Security: How to Sell Security

How to Sell Security

Schneier on Security, May 26, 2008 at 05:57 AM

It's a truism in sales that it's easier to sell someone something he wants than something he wants to avoid. People are reluctant to buy insurance, or home security devices, or computer security anything. It's not they don't ever buy these things, but it's an uphill struggle.

The reason is psychological. And it's the same dynamic when it's a security vendor trying to sell its products or services, a CIO trying to convince senior management to invest in security or a security officer trying to implement a security policy with her company's employees.

It's also true that the better you understand your buyer, the better you can sell.

First, a bit about Prospect Theory, the underlying theory behind the newly popular field of behavioral economics. Prospect Theory was developed by Daniel Kahneman and Amos Tversky in 1979 (Kahneman went on to win a Nobel Prize for this and other similar work) to explain how people make trade-offs that involve risk. Before this work, economists had a model of "economic man," a rational being who makes trade-offs based on some logical calculation. Kahneman and Tversky showed that real people are far more subtle and ornery.

Here's an experiment that illustrates Prospect Theory. Take a roomful of subjects and divide them into two groups.
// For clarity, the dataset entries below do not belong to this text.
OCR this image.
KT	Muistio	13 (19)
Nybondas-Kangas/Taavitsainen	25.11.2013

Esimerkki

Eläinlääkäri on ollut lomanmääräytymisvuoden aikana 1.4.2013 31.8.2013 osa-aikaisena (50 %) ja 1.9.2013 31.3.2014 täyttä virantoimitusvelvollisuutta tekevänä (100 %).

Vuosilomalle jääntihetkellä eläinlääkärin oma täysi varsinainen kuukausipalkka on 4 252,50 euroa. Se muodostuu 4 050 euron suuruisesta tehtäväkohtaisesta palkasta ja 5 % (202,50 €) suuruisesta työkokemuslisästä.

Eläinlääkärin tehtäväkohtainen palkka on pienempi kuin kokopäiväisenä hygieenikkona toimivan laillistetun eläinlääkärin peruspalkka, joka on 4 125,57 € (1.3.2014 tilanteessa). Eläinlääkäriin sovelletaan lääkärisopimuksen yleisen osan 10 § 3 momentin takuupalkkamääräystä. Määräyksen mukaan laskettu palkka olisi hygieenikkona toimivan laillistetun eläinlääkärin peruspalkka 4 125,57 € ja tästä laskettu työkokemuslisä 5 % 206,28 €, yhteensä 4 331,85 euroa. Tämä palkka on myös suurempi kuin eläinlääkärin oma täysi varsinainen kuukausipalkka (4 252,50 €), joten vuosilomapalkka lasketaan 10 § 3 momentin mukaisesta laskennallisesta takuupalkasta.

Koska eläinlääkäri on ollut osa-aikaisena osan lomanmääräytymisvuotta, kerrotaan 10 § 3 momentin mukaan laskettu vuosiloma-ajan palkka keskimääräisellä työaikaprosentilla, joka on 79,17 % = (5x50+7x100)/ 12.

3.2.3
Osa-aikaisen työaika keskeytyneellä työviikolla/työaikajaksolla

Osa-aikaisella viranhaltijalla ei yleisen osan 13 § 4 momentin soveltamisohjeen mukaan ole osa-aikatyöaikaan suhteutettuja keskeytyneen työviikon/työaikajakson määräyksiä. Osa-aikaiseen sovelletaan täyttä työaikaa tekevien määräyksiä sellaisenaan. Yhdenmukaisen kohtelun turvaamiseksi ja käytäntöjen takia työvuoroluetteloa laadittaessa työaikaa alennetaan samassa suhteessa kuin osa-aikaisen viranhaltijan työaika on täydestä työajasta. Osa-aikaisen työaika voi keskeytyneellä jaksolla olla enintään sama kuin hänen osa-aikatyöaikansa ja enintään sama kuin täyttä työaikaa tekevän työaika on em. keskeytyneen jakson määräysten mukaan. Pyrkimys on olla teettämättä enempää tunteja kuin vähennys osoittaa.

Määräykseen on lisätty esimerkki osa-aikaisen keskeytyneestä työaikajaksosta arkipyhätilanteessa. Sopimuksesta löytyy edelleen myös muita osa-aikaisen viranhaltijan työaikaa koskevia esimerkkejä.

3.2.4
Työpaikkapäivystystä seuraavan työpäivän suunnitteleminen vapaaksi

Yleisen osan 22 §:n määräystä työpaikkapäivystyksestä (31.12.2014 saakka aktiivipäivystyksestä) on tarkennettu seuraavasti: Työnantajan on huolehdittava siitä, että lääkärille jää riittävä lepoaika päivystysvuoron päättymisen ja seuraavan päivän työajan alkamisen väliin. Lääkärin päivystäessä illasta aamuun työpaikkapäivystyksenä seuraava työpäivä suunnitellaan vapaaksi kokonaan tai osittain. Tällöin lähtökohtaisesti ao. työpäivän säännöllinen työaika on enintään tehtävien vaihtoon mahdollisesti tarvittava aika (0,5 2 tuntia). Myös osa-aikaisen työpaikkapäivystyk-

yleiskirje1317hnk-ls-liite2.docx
Ask one group to choose between these two alternatives: a sure gain of $500 and 50 percent chance of gaining $1,000. Ask the other group to choose between these two alternatives: a sure loss of $500 and a 50 percent chance of losing $1,000.

These two trade-offs are very similar, and traditional economics predicts that the whether you're contemplating a gain or a loss doesn't make a difference: People make trade-offs based on a straightforward calculation of the relative outcome. Some people prefer sure things and others prefer to take chances. Whether the outcome is a gain or a loss doesn't affect the mathematics and therefore shouldn't affect the results. This is traditional economics, and it's called Utility Theory.

But Kahneman's and Tversky's experiments contradicted Utility Theory. When faced with a gain, about 85 percent of people chose the sure smaller gain over the risky larger gain. But when faced with a loss, about 70 percent chose the risky larger loss over the sure smaller loss.

This experiment, repeated again and again by many researchers, across ages, genders, cultures and even species, rocked economics, yielded the same result. Directly contradicting the traditional idea of "economic man," Prospect Theory recognizes that people have subjective values for gains and losses. We have evolved a cognitive bias: a pair of heuristics. One, a sure gain is better than a chance at a greater gain, or "A bird in the hand is worth two in the bush." And two, a sure loss is worse than a chance at a greater loss, or "Run away and live to fight another day." Of course, these are not rigid rules. Only a fool would take a sure $100 over a 50 percent chance at $1,000,000. But all things being equal, we tend to be risk-adverse when it comes to gains and risk-seeking when it comes to losses.

This cognitive bias is so powerful that it can lead to logically inconsistent results. Google the "Asian Disease Experiment" for an almost surreal example. Describing the same policy choice in different ways--either as "200 lives saved out of 600" or "400 lives lost out of 600"-- yields wildly different risk reactions.

Evolutionarily, the bias makes sense. It's a better survival strategy to accept small gains rather than risk them for larger ones, and to risk larger losses rather than accept smaller losses. Lions, for example, chase young or wounded wildebeests because the investment needed to kill them is lower. Mature and healthy prey would probably be more nutritious, but there's a risk of missing lunch entirely if it gets away. And a small meal will tide the lion over until another day. Getting through today is more important than the possibility of having food tomorrow. Similarly, it is better to risk a larger loss than to accept a smaller loss. Because animals tend to live on the razor's edge between starvation and reproduction, any loss of food -- whether small or large -- can be equally bad. Because both can result in death, and the best option is to risk everything for the chance at no loss at all.

How does Prospect Theory explain the difficulty of selling the prevention of a security breach? It's a choice between a small sure loss -- the cost of the security product -- and a large risky loss: for example, the results of an attack on one's network. Of course there's a lot more to the sale. The buyer has to be convinced that the product works, and he has to understand the threats against him and the risk that something bad will happen. But all things being equal, buyers would rather take the chance that the attack won't happen than suffer the sure loss that comes from purchasing the security product.

Security sellers know this, even if they don't understand why, and are continually trying to frame their products in positive results. That's why you see slogans with the basic message, "We take care of security so you can focus on your business," or carefully crafted ROI models that demonstrate how profitable a security purchase can be. But these never seem to work. Security is fundamentally a negative sell.

One solution is to stoke fear. Fear is a primal emotion, far older than our ability to calculate trade-offs. And when people are truly scared, they're willing to do almost anything to make that feeling go away; lots of other psychological research supports that. Any burglar alarm salesman will tell you that people buy only after they've been robbed, or after one of their neighbors has been robbed. And the fears stoked by 9/11, and the politics surrounding 9/11, have fueled an entire industry devoted to counterterrorism. When emotion takes over like that, people are much less likely to think rationally.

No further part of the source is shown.